The objective of this article is to provide power plant personals with a basic understanding of the major components of the combined cycle power plant and the role of each component to achieve optimum plant efficiency.
There are many different types of power plants including thermal and hydraulic power plants. Thermal power plants burn some sort of fuel such as fossil or nuclear fuel to produce heat energy that is converted to electrical energy through a series of intermediate processes.
The traditional thermal power plant is the Rankine cycle plant. Early plants had thermal efficiencies of approx 25% to 30%. The Rankine cycle has been refined considerably over the years and made more efficient by the addition of components like feedwater heaters, superheaters, and reheaters.
The gas turbine industry has seen a resurgence in the last 20 to 25 years. Because gas turbine efficiency increased due to material and design improvements. Another cause for growth in the gas turbine industry has been the growing popularity of combined cycle power plant.
A combined cycle power plant consists of one or more gas turbines that drive generators and exhaust into a boiler called Heat Recovery Steam Generator HRSG. That generates steam for Rankine cycle unit.
One of the principal reasons for the popularity of the combined cycle power plants is their higher thermal efficiency. Combined cycle power plants with thermal efficiencies as high as 54% have been built. Combined cycle power plants can achieve this efficiency because more of the heat from the gas turbine is captured and used in Rankine cycle portion of plant.
Another reason for the popularity of combined cycle plants is the relatively short time required for their construction. Although it takes longer to build a combined cycle plant than a simple gas turbine plant, a combined cycle plant can be built in much less time than a Rankine cycle plant of comparable output.
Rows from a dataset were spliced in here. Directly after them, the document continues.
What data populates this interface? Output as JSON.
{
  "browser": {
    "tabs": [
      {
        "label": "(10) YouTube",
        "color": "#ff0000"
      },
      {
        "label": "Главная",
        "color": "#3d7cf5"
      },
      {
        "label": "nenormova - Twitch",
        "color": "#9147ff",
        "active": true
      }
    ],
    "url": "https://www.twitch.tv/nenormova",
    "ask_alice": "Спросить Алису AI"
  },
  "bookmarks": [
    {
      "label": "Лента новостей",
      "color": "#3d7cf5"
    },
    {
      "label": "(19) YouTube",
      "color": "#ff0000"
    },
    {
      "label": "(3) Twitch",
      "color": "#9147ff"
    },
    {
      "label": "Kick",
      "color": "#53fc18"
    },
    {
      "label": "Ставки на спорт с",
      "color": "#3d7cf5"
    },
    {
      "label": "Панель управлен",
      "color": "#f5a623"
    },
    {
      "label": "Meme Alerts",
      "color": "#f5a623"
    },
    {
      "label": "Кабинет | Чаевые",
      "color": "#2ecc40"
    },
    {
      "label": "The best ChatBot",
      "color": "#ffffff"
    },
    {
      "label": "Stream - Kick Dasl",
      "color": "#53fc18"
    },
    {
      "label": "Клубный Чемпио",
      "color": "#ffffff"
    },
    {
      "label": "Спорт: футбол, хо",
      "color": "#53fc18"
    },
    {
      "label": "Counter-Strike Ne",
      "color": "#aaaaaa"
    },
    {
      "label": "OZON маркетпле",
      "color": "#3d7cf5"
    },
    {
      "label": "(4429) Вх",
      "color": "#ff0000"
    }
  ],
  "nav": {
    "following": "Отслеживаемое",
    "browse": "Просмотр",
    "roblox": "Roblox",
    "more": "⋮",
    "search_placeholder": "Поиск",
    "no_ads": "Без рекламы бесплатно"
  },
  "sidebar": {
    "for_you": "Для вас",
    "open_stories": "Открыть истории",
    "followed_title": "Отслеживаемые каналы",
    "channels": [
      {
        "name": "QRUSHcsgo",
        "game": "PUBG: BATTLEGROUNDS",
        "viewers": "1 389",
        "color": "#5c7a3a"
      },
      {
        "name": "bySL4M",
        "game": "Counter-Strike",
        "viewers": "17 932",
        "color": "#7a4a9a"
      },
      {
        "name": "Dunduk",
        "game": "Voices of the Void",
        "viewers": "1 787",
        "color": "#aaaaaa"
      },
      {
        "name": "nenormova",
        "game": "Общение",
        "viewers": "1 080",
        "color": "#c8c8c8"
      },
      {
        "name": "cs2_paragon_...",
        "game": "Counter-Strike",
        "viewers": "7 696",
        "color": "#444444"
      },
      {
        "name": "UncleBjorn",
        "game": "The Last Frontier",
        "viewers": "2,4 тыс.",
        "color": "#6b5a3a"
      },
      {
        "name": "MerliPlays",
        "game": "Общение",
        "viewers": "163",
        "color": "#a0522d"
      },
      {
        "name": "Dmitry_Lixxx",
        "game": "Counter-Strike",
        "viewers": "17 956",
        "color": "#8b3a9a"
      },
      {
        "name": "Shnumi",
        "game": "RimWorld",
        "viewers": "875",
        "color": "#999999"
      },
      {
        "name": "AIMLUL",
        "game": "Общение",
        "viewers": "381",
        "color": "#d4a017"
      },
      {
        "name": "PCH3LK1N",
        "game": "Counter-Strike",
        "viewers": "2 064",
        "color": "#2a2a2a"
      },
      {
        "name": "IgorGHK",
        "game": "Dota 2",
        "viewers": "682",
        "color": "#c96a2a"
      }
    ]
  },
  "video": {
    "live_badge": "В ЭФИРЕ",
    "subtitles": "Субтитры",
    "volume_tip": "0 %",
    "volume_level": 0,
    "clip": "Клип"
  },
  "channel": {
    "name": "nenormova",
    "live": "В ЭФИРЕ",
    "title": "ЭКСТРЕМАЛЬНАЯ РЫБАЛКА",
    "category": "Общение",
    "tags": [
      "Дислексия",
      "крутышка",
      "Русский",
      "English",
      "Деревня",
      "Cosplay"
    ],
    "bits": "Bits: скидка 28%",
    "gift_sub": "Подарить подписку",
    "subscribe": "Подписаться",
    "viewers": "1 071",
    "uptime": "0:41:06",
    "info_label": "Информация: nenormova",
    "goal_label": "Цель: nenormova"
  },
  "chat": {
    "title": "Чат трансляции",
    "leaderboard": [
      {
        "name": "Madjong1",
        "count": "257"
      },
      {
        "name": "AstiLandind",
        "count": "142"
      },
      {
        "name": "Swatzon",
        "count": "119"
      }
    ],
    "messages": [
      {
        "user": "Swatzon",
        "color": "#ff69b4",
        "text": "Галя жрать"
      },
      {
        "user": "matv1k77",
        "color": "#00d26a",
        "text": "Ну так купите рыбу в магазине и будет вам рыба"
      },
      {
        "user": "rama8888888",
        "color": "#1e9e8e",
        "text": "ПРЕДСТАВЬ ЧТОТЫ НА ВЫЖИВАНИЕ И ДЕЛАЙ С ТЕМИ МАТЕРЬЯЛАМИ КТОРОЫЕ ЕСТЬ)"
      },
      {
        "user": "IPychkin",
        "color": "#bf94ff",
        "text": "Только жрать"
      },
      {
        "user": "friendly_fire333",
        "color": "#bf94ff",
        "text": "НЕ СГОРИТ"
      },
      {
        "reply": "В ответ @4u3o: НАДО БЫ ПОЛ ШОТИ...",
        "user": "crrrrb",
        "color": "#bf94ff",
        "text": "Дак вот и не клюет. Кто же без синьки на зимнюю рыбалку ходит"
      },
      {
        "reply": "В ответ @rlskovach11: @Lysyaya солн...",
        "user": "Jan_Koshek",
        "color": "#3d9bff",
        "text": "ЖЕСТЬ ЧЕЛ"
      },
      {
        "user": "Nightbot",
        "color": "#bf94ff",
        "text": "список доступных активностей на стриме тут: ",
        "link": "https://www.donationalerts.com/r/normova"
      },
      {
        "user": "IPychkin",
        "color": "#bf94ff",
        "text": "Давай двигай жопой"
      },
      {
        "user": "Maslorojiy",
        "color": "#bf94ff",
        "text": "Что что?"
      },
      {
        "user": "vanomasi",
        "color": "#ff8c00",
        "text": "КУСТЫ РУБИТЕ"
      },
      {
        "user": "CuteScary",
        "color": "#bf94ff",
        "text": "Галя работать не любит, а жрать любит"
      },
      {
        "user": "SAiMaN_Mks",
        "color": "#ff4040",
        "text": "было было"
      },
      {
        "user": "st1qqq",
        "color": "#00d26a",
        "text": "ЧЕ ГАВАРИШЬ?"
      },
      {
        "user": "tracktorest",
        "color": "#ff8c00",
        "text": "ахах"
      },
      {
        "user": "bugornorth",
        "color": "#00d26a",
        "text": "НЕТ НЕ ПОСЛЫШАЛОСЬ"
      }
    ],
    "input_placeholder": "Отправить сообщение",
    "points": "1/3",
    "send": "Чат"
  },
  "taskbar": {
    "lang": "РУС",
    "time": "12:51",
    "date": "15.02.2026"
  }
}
Combined Cycle Power plant diagram
A combined cycle gas turbine power plant is essentially an electrical power plant in which a gas turbine and a steam turbine are used in combination to achieve greater efficiency than would be possible independently. The gas turbine drives an electrical generator while the gas turbine exhaust is used to produce steam in a heat exchanger (called a Heat Recovery Steam Generator, HRSG) to supply a steam turbine whose output provides the means to generate more electricity. If the steam is used for heat (e.g. heating buildings) then the plant would be referred to as a cogeneration plant.